You should be careful about this assumption.  Guile does incrementally
convert a direct representation of the source code to an internal form
designed for fast interpretation.  However, Guile has other
performance problems.  MzScheme may indeed be faster for you, but
guessing which system is more suitable for your needs based on
implementation details is not reliable.  You should run some
experiments.

> I do have a couple of concerns about MzScheme:
> (A) The Guile-list has lots of complaints that the MzScheme
> module system is very un-schemelike (whatever that means).  Can
> anyone here shed light on what this means?

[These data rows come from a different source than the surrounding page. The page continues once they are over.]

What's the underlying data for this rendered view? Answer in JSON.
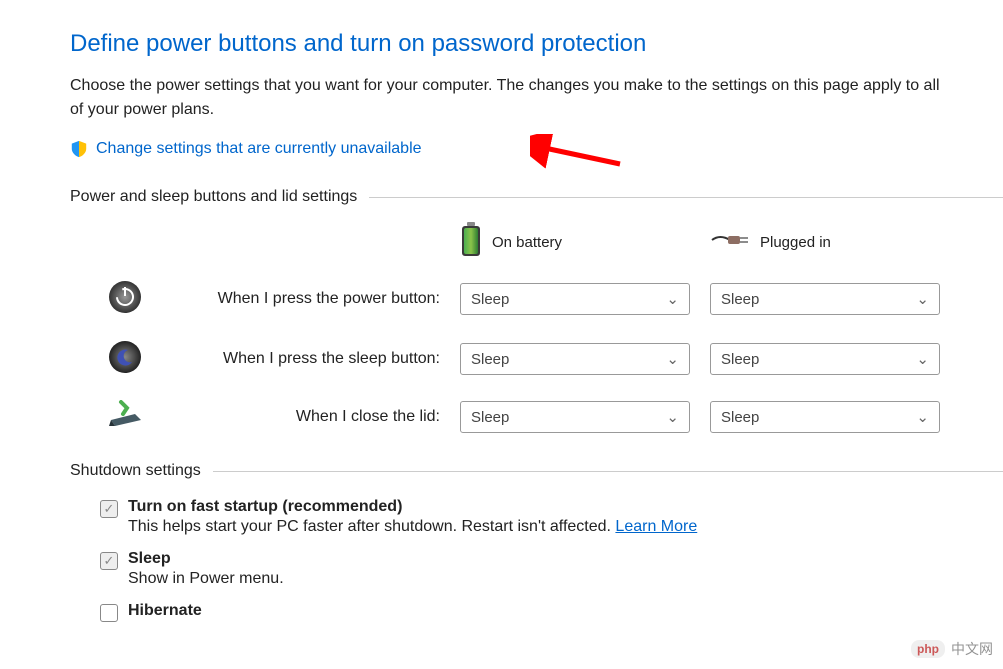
{
  "title": "Define power buttons and turn on password protection",
  "description": "Choose the power settings that you want for your computer. The changes you make to the settings on this page apply to all of your power plans.",
  "change_link": "Change settings that are currently unavailable",
  "section_power": {
    "header": "Power and sleep buttons and lid settings",
    "columns": {
      "battery": "On battery",
      "plugged": "Plugged in"
    },
    "rows": [
      {
        "label": "When I press the power button:",
        "battery_value": "Sleep",
        "plugged_value": "Sleep"
      },
      {
        "label": "When I press the sleep button:",
        "battery_value": "Sleep",
        "plugged_value": "Sleep"
      },
      {
        "label": "When I close the lid:",
        "battery_value": "Sleep",
        "plugged_value": "Sleep"
      }
    ]
  },
  "section_shutdown": {
    "header": "Shutdown settings",
    "items": [
      {
        "title": "Turn on fast startup (recommended)",
        "desc": "This helps start your PC faster after shutdown. Restart isn't affected. ",
        "learn_more": "Learn More",
        "checked": true
      },
      {
        "title": "Sleep",
        "desc": "Show in Power menu.",
        "checked": true
      },
      {
        "title": "Hibernate",
        "desc": "",
        "checked": false
      }
    ]
  },
  "watermark": "中文网"
}
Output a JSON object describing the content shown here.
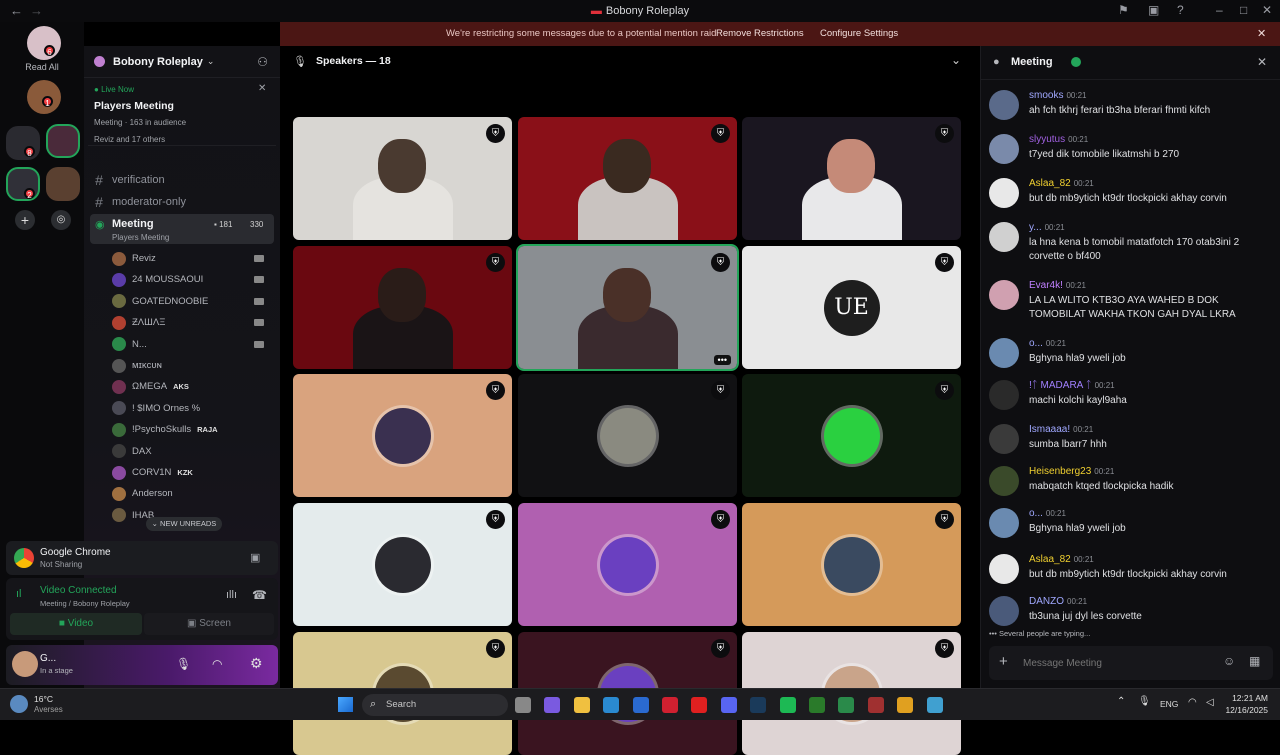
{
  "titlebar": {
    "title": "Bobony Roleplay",
    "back": "←",
    "forward": "→"
  },
  "rail": {
    "read_all": "Read All",
    "badges": [
      "6",
      "1",
      "8",
      "2"
    ]
  },
  "banner": {
    "message": "We're restricting some messages due to a potential mention raid",
    "remove": "Remove Restrictions",
    "configure": "Configure Settings",
    "close": "✕"
  },
  "server": {
    "name": "Bobony Roleplay"
  },
  "live": {
    "status": "Live Now",
    "title": "Players Meeting",
    "channel": "Meeting",
    "audience": "163 in audience",
    "attendees": "Reviz and 17 others"
  },
  "channels": [
    {
      "name": "verification"
    },
    {
      "name": "moderator-only"
    }
  ],
  "active_channel": {
    "name": "Meeting",
    "subtitle": "Players Meeting",
    "count1": "181",
    "count2": "330"
  },
  "members": [
    {
      "name": "Reviz",
      "color": "#8b5a3c",
      "tag": ""
    },
    {
      "name": "24 MOUSSAOUI",
      "color": "#5a3ca8",
      "tag": ""
    },
    {
      "name": "GOATEDNOOBIE",
      "color": "#6a6a40",
      "tag": ""
    },
    {
      "name": "ƵΛШΛΞ",
      "color": "#b04030",
      "tag": ""
    },
    {
      "name": "N...",
      "color": "#2a8a4a",
      "tag": ""
    },
    {
      "name": "ᴍɪᴋᴄᴜɴ",
      "color": "#555",
      "tag": ""
    },
    {
      "name": "ΩMEGA",
      "color": "#703050",
      "tag": "AKS"
    },
    {
      "name": "! $IMO Ornes %",
      "color": "#4a4a55",
      "tag": ""
    },
    {
      "name": "!PsychoSkulls",
      "color": "#3a6a3a",
      "tag": "RAJA"
    },
    {
      "name": "DAX",
      "color": "#3a3a3a",
      "tag": ""
    },
    {
      "name": "CORV1N",
      "color": "#8a4aa0",
      "tag": "KZK"
    },
    {
      "name": "Anderson",
      "color": "#a07040",
      "tag": ""
    },
    {
      "name": "IHAB",
      "color": "#6a5a40",
      "tag": ""
    }
  ],
  "new_unreads": "NEW UNREADS",
  "activity": {
    "app": "Google Chrome",
    "status": "Not Sharing"
  },
  "voice": {
    "status": "Video Connected",
    "location": "Meeting",
    "server": "/ Bobony Roleplay",
    "video": "Video",
    "screen": "Screen"
  },
  "user": {
    "name": "G...",
    "status": "In a stage"
  },
  "stage": {
    "speakers_label": "Speakers — 18"
  },
  "tiles": [
    {
      "bg": "#d8d6d2",
      "kind": "cam",
      "person": "#4a3a30",
      "shirt": "#e5e3df"
    },
    {
      "bg": "#8a1018",
      "kind": "cam",
      "person": "#3a2a20",
      "shirt": "#c9c3c0"
    },
    {
      "bg": "#1a1620",
      "kind": "cam",
      "person": "#c58a78",
      "shirt": "#e8e8ea"
    },
    {
      "bg": "#6a0810",
      "kind": "cam",
      "person": "#2a1c18",
      "shirt": "#1a1416"
    },
    {
      "bg": "#8a8e92",
      "kind": "cam",
      "person": "#4a3028",
      "shirt": "#3a2a2e",
      "selected": true
    },
    {
      "bg": "#e8e8e8",
      "kind": "logo",
      "avatar": "#1e1e1e",
      "label": "UE"
    },
    {
      "bg": "#d9a37e",
      "kind": "avatar",
      "avatar": "#3a3050"
    },
    {
      "bg": "#111113",
      "kind": "avatar",
      "avatar": "#8a8a80"
    },
    {
      "bg": "#0e1a0e",
      "kind": "avatar",
      "avatar": "#2ad040"
    },
    {
      "bg": "#e4ebec",
      "kind": "avatar",
      "avatar": "#2a2a30"
    },
    {
      "bg": "#b060b0",
      "kind": "avatar",
      "avatar": "#6a40c0"
    },
    {
      "bg": "#d59a5a",
      "kind": "avatar",
      "avatar": "#3a4a60"
    },
    {
      "bg": "#d8c890",
      "kind": "avatar",
      "avatar": "#5a4a30"
    },
    {
      "bg": "#3a1420",
      "kind": "avatar",
      "avatar": "#6a40c0"
    },
    {
      "bg": "#ded4d4",
      "kind": "avatar",
      "avatar": "#c9a48a"
    }
  ],
  "chat": {
    "title": "Meeting",
    "placeholder": "Message Meeting",
    "typing": "Several people are typing...",
    "messages": [
      {
        "name": "smooks",
        "color": "#a0a8ff",
        "time": "00:21",
        "text": "ah fch tkhrj ferari tb3ha bferari fhmti kifch",
        "av": "#5a6a8a"
      },
      {
        "name": "slyyutus",
        "color": "#a060e0",
        "time": "00:21",
        "text": "t7yed dik tomobile likatmshi b 270",
        "av": "#7a8aaa"
      },
      {
        "name": "Aslaa_82",
        "color": "#f0d030",
        "time": "00:21",
        "text": "but db mb9ytich kt9dr tlockpicki akhay corvin",
        "av": "#e8e8e8"
      },
      {
        "name": "y...",
        "color": "#a0a8ff",
        "time": "00:21",
        "text": "la hna kena b tomobil matatfotch 170 otab3ini 2 corvette o bf400",
        "av": "#d0d0d0"
      },
      {
        "name": "Evar4k!",
        "color": "#c080ff",
        "time": "00:21",
        "text": "LA LA WLITO KTB3O AYA WAHED B DOK TOMOBILAT WAKHA TKON GAH DYAL LKRA",
        "av": "#d0a0b0"
      },
      {
        "name": "o...",
        "color": "#a0a8ff",
        "time": "00:21",
        "text": "Bghyna hla9 yweli job",
        "av": "#6a8ab0"
      },
      {
        "name": "!ᛏ MADARA ᛏ",
        "color": "#a080ff",
        "time": "00:21",
        "text": "machi kolchi kayl9aha",
        "av": "#2a2a2a"
      },
      {
        "name": "Ismaaaa!",
        "color": "#a0a8ff",
        "time": "00:21",
        "text": "sumba lbarr7 hhh",
        "av": "#3a3a3a"
      },
      {
        "name": "Heisenberg23",
        "color": "#f0d030",
        "time": "00:21",
        "text": "mabqatch ktqed tlockpicka hadik",
        "av": "#3a4a2a"
      },
      {
        "name": "o...",
        "color": "#a0a8ff",
        "time": "00:21",
        "text": "Bghyna hla9 yweli job",
        "av": "#6a8ab0"
      },
      {
        "name": "Aslaa_82",
        "color": "#f0d030",
        "time": "00:21",
        "text": "but db mb9ytich kt9dr tlockpicki akhay corvin",
        "av": "#e8e8e8"
      },
      {
        "name": "DANZO",
        "color": "#a0a8ff",
        "time": "00:21",
        "text": "tb3una juj dyl les corvette",
        "av": "#4a5a7a"
      }
    ]
  },
  "taskbar": {
    "temp": "16°C",
    "weather": "Averses",
    "search": "Search",
    "lang": "ENG",
    "time": "12:21 AM",
    "date": "12/16/2025"
  }
}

For what it's worth, I disagree.  MzScheme units are first-class
objects whose composition is entirely under the control of Scheme
code.  It seems very Schemey to me.

The biggest problem is that units can't export macros.  I understand
the rationale for this, but that choice does mean that units don't
meet a pretty widespread need.  I don't currently understand how
macros are scoped in MzScheme.  It looks like they have a totally
separate, kind of ad-hoc mechanism for dealing with that.

> 3)  No byte-code compilation, which means scheme code must be
> parsed each time it is run (less opportunity for smart compiler
> optimizations if they are "expensive").

As I say, run some tests, to be sure this works out for you.  I'm
interested in the results, either way.

You should also list Guile's lack of documentation.